The result will be QUJD REVG R0g= (without spaces).
[ABC] => QUJD
[DEF] => REVG
[GH] => R0g=
It serves as padding.
A more complete answer is that a base64 encoded string doesn't always end with a =, it will only end with one or two = if they are required to pad the string out to the proper length.
From Wikipedia:
The final '==' sequence indicates that the last group contained only one byte, and '=' indicates that it contained two bytes.
Thus, this is some sort of padding.
Its defined in RFC 2045 as a special padding character if fewer than 24 bits are available at the end of the encoded data.
No.
To pad the Base64-encoded string to a multiple of 4 characters in length, so that it can be decoded correctly.

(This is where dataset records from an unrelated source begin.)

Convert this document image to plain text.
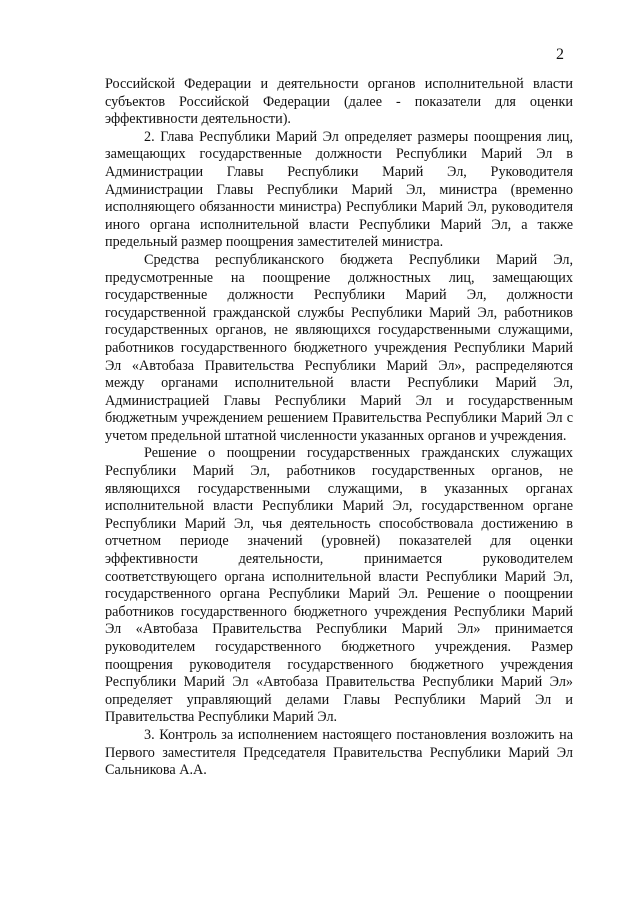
2

Российской Федерации и деятельности органов исполнительной власти субъектов Российской Федерации (далее - показатели для оценки эффективности деятельности).

2. Глава Республики Марий Эл определяет размеры поощрения лиц, замещающих государственные должности Республики Марий Эл в Администрации Главы Республики Марий Эл, Руководителя Администрации Главы Республики Марий Эл, министра (временно исполняющего обязанности министра) Республики Марий Эл, руководителя иного органа исполнительной власти Республики Марий Эл, а также предельный размер поощрения заместителей министра.

Средства республиканского бюджета Республики Марий Эл, предусмотренные на поощрение должностных лиц, замещающих государственные должности Республики Марий Эл, должности государственной гражданской службы Республики Марий Эл, работников государственных органов, не являющихся государственными служащими, работников государственного бюджетного учреждения Республики Марий Эл «Автобаза Правительства Республики Марий Эл», распределяются между органами исполнительной власти Республики Марий Эл, Администрацией Главы Республики Марий Эл и государственным бюджетным учреждением решением Правительства Республики Марий Эл с учетом предельной штатной численности указанных органов и учреждения.

Решение о поощрении государственных гражданских служащих Республики Марий Эл, работников государственных органов, не являющихся государственными служащими, в указанных органах исполнительной власти Республики Марий Эл, государственном органе Республики Марий Эл, чья деятельность способствовала достижению в отчетном периоде значений (уровней) показателей для оценки эффективности деятельности, принимается руководителем соответствующего органа исполнительной власти Республики Марий Эл, государственного органа Республики Марий Эл. Решение о поощрении работников государственного бюджетного учреждения Республики Марий Эл «Автобаза Правительства Республики Марий Эл» принимается руководителем государственного бюджетного учреждения. Размер поощрения руководителя государственного бюджетного учреждения Республики Марий Эл «Автобаза Правительства Республики Марий Эл» определяет управляющий делами Главы Республики Марий Эл и Правительства Республики Марий Эл.

3. Контроль за исполнением настоящего постановления возложить на Первого заместителя Председателя Правительства Республики Марий Эл Сальникова А.А.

The equals sign (=) is used as padding in certain forms of base64 encoding. The Wikipedia article on base64 has all the details.
It's padding. From http://en.wikipedia.org/wiki/Base64:
In theory, the padding character is not needed for decoding, since the
number of missing bytes can be calculated from the number of Base64
digits. In some implementations, the padding character is mandatory,
while for others it is not used. One case in which padding characters
are required is concatenating multiple Base64 encoded files.

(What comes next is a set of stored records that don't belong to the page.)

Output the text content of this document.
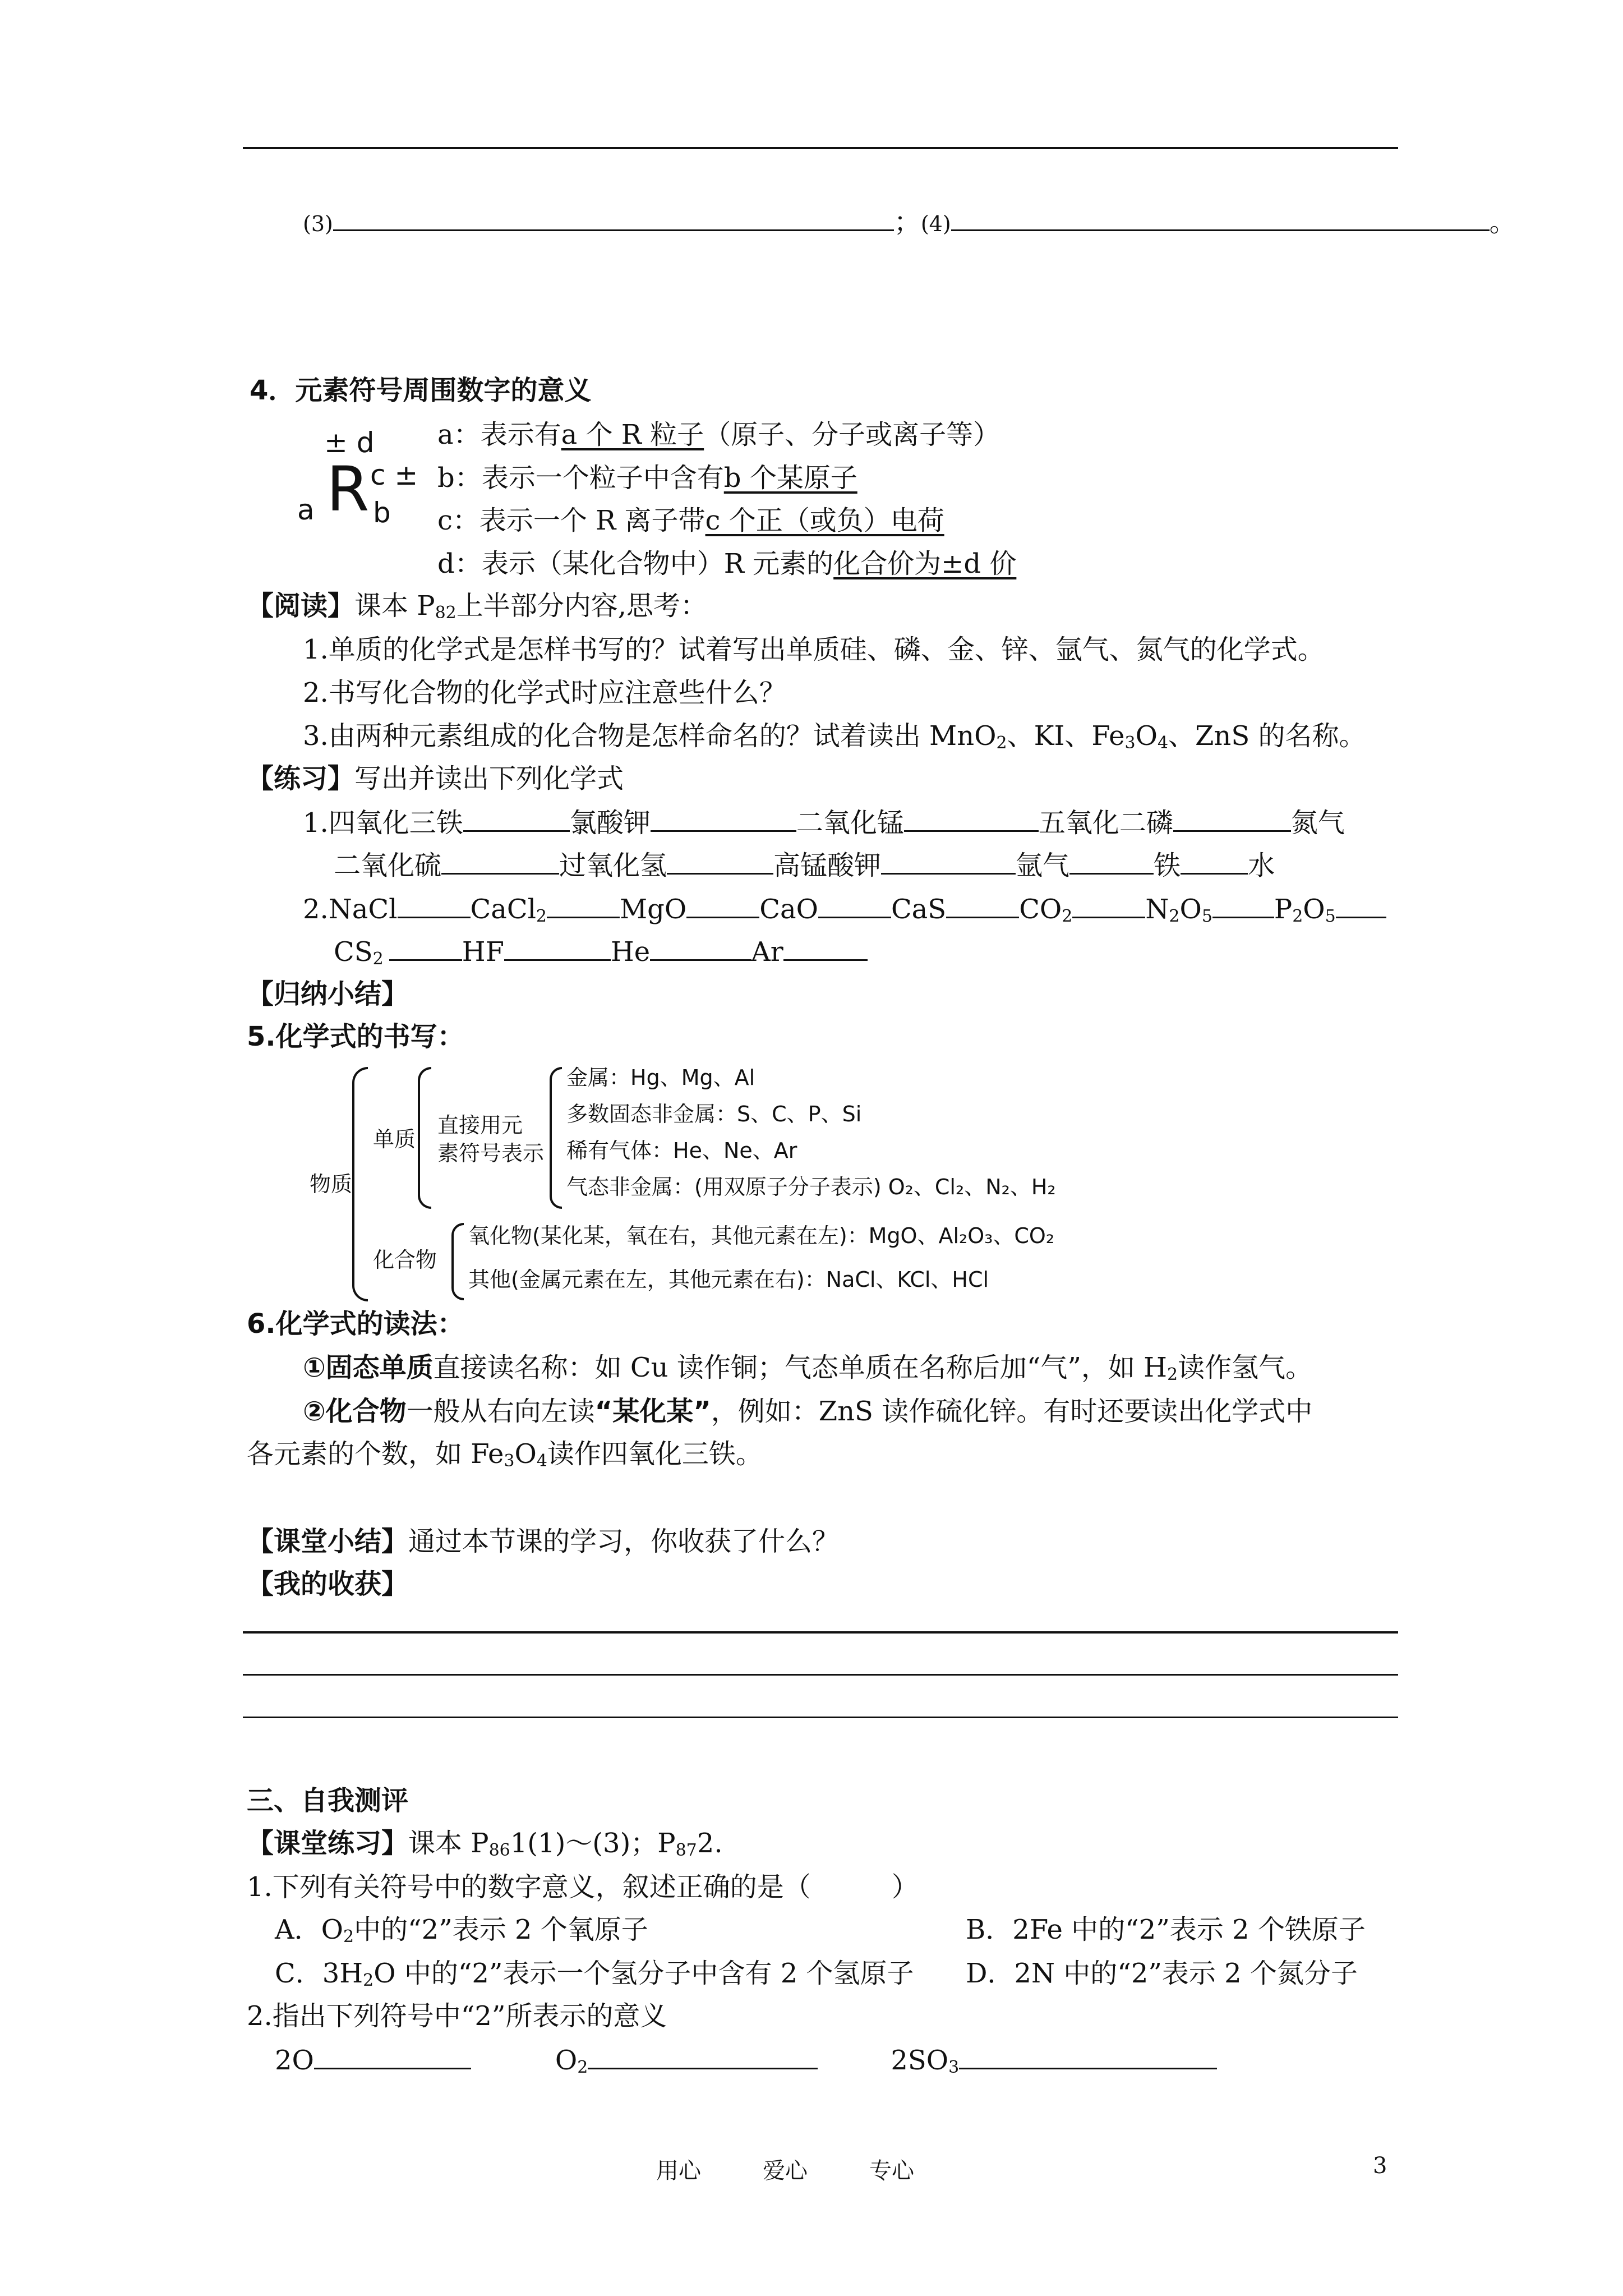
(3)	；(4)	。
4．元素符号周围数字的意义
± d
a R c ±
b
a：表示有a 个 R 粒子（原子、分子或离子等）
b：表示一个粒子中含有b 个某原子
c：表示一个 R 离子带c 个正（或负）电荷
d：表示（某化合物中）R 元素的化合价为±d 价
【阅读】课本 $P_{82}$上半部分内容,思考：
1.单质的化学式是怎样书写的？试着写出单质硅、磷、金、锌、氩气、氮气的化学式。
2.书写化合物的化学式时应注意些什么？
3.由两种元素组成的化合物是怎样命名的？试着读出 MnO$_2$、KI、$Fe_3O_4$、ZnS 的名称。
【练习】写出并读出下列化学式
1.四氧化三铁	氯酸钾	二氧化锰	五氧化二磷	氮气
二氧化硫	过氧化氢	高锰酸钾	氩气	铁	水
2.NaCl	CaCl$_2$	MgO	CaO	CaS	$CO_2$	$N_2O_5$ $P_2O_5$
$CS_2$	HF	He	Ar
【归纳小结】
5.化学式的书写：
物质
单质
直接用元
素符号表示
金属：Hg、Mg、Al
多数固态非金属：S、C、P、Si
稀有气体：He、Ne、Ar
气态非金属：(用双原子分子表示) O₂、Cl₂、N₂、H₂
化合物
氧化物(某化某，氧在右，其他元素在左)：MgO、Al₂O₃、CO₂
其他(金属元素在左，其他元素在右)：NaCl、KCl、HCl
6.化学式的读法：
①固态单质直接读名称：如 Cu 读作铜；气态单质在名称后加“气”，如 $H_2$读作氢气。
②化合物一般从右向左读“某化某”，例如：ZnS 读作硫化锌。有时还要读出化学式中
各元素的个数，如 $Fe_3O_4$读作四氧化三铁。
【课堂小结】通过本节课的学习，你收获了什么？
【我的收获】
三、自我测评
【课堂练习】课本 $P_{86}1(1)\sim(3)$；$P_{87}2$.
1.下列有关符号中的数字意义，叙述正确的是（　　　）
A．$O_2$中的“2”表示 2 个氧原子	B．2Fe 中的“2”表示 2 个铁原子
C．$3H_2O$ 中的“2”表示一个氢分子中含有 2 个氢原子 D．2N 中的“2”表示 2 个氮分子
2.指出下列符号中“2”所表示的意义
2O	$O_2$	$2SO_3$
用心	爱心	专心	3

http://www.hcidata.info/base64.htm
Encoding "Mary had" to Base 64
In this example we are using a simple text string ("Mary had") but the principle holds no matter what the data is (e.g. graphics file). To convert each 24 bits of input data to 32 bits of output, Base 64 encoding splits the 24 bits into 4 chunks of 6 bits. The first problem we notice is that "Mary had" is not a multiple of 3 bytes - it is 8 bytes long. Because of this, the last group of bits is only 4 bits long. To remedy this we add two extra bits of '0' and remember this fact by putting a '=' at the end. If the text string to be converted to Base 64 was 7 bytes long, the last group would have had 2 bits. In this case we would have added four extra bits of '0' and remember this fact by putting '==' at the end.
= is a padding character. If the input stream has length that is not a multiple of 3, the padding character will be added. This is required by decoder: if no padding present, the last byte would have an incorrect number of zero bits.
Better and deeper explanation here: https://base64tool.com/detect-whether-provided-string-is-base64-or-not/
The equals or double equals serves as padding. It's a stupid concept defined in RFC2045 and it is actually superfluous. Any decend parser can encode and decode a base64 string without knowing about padding by just counting up the number of characters and filling in the rest if size isn't dividable by 3 or 4 respectively. This actually leads to difficulties every now and then, because some parsers expect padding while others blatantly ignore it. My MPU base64 decoder for example needs padding, but it receives a non-padded base64 string over the network. This leads to erronous parsing and I had to account for it myself.